As part of the recent iOS 13.5 software update, or, if you waited, the 13.5.1 release with “important security updates” that came out today, Apple made it so the passcode field more immediately surfaces after you swipe up from the bottom of the Lock screen when you are wearing a mask.

Of course, you’re still left having to tap in the passcode to unlock the screen, or when you’re completing a purchase via Apple Pay.

My former USA TODAY colleague Jefferson Graham is so frustrated with all of this that he recorded a podcast asking Apple CEO Tim Cook to get rid of Face ID whenever the next iPhones come out, even if we’re no longer wearing masks.

I’m telling Tim to keep the feature.

On my mask-less mug, Face ID works reliably most of the time, even in the dark and even when I’m donning shades. But Jeff tells me that Face ID fails him about 80 percent of the times he tries it, which, sorry my friend, I have a hard time buying.

What the two of us do agree on is that when we are wearing a mask, the Touch ID fingerprint sensor on older iPhones or the recently launched iPhone SE is an easier way to unlock the device.
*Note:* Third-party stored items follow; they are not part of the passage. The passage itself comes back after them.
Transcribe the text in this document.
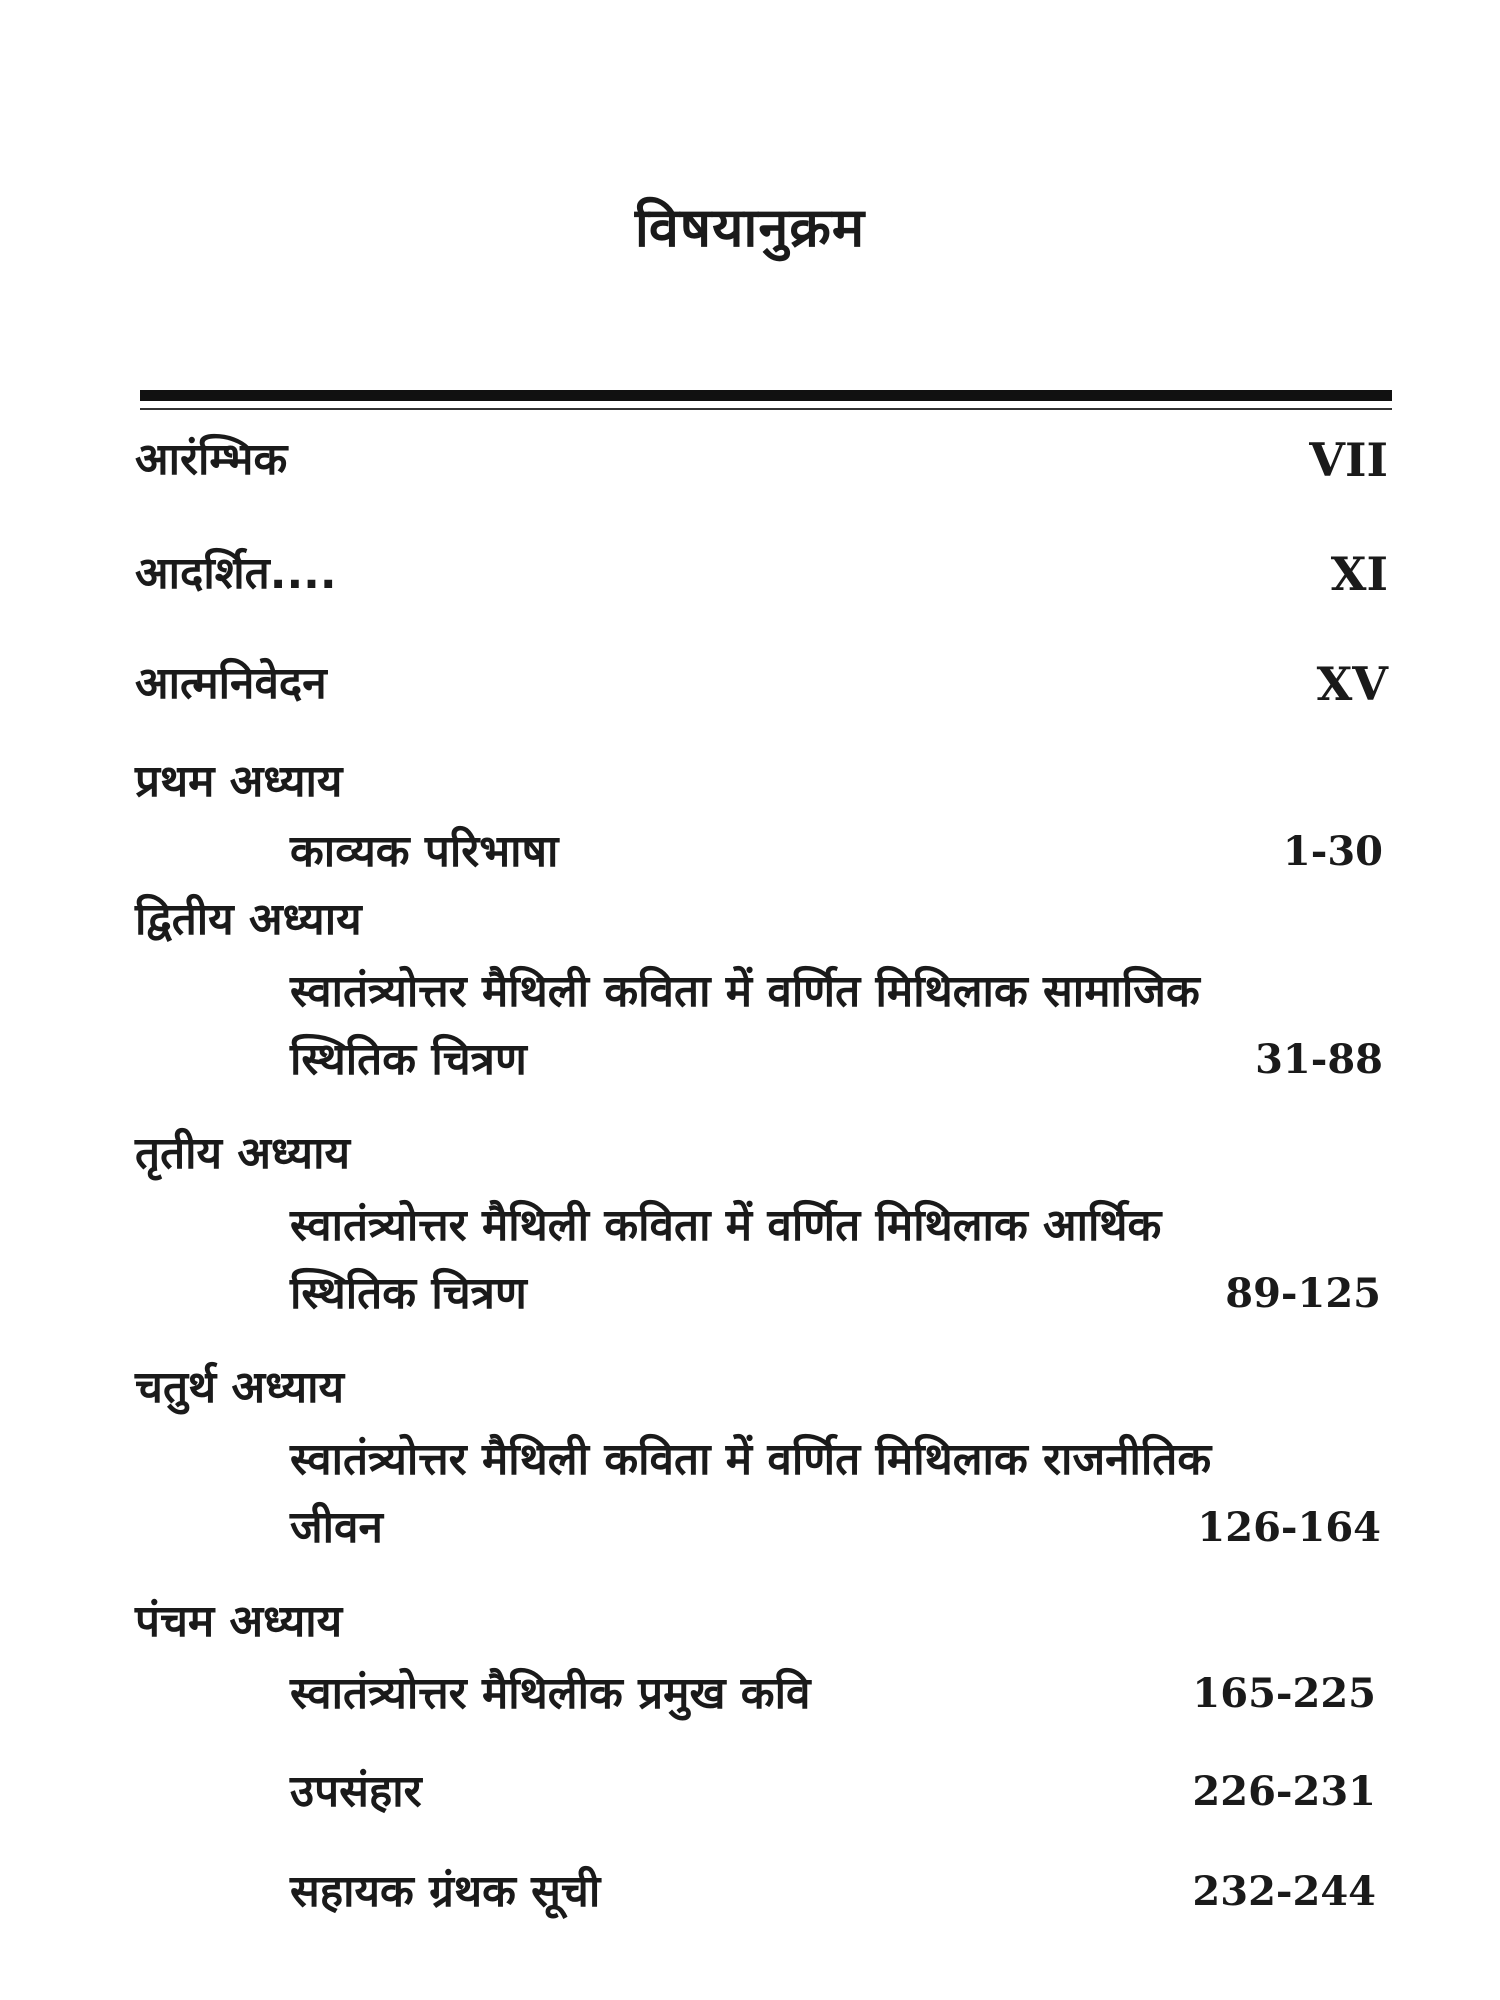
विषयानुक्रम
आरंम्भिक	VII
आदर्शित....	XI
आत्मनिवेदन	XV
प्रथम अध्याय
काव्यक परिभाषा	1-30
द्वितीय अध्याय
स्वातंत्र्योत्तर मैथिली कविता में वर्णित मिथिलाक सामाजिक
स्थितिक चित्रण	31-88
तृतीय अध्याय
स्वातंत्र्योत्तर मैथिली कविता में वर्णित मिथिलाक आर्थिक
स्थितिक चित्रण	89-125
चतुर्थ अध्याय
स्वातंत्र्योत्तर मैथिली कविता में वर्णित मिथिलाक राजनीतिक
जीवन	126-164
पंचम अध्याय
स्वातंत्र्योत्तर मैथिलीक प्रमुख कवि	165-225
उपसंहार	226-231
सहायक ग्रंथक सूची	232-244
Again, when we are wearing a mask.

But let me remind you that Apple says Face ID is way more secure than Touch ID. The company’s assertion is the chance that any other person could unlock your device using Face ID is 1 in 1 million, compared to one in 50,000 for Touch ID.

Where does this leave us?


I say why should there be only a single method for unlocking the screen (besides the passcode we have to enter anyway whenever we power up the device?)

So don’t ditch Face ID. But on the next iPhones (which if Apple sticks to the usual playbook we’ll see in September) how about also embedding a fingerprint sensor into the display? Such biometric systems already exist on a number of Samsung Galaxy, Huawei, OnePlus and other smartphones?

And why not also give an iPhone user an option such as Google’s Smart Lock feature? It lets you keep an Android phone unlocked in certain presumably secure situations, such as when you’re in your house. You only have to unlock the phone once, using a PIN, pattern or, yes, the dreaded password.

Whose side are you on in the Face ID debate?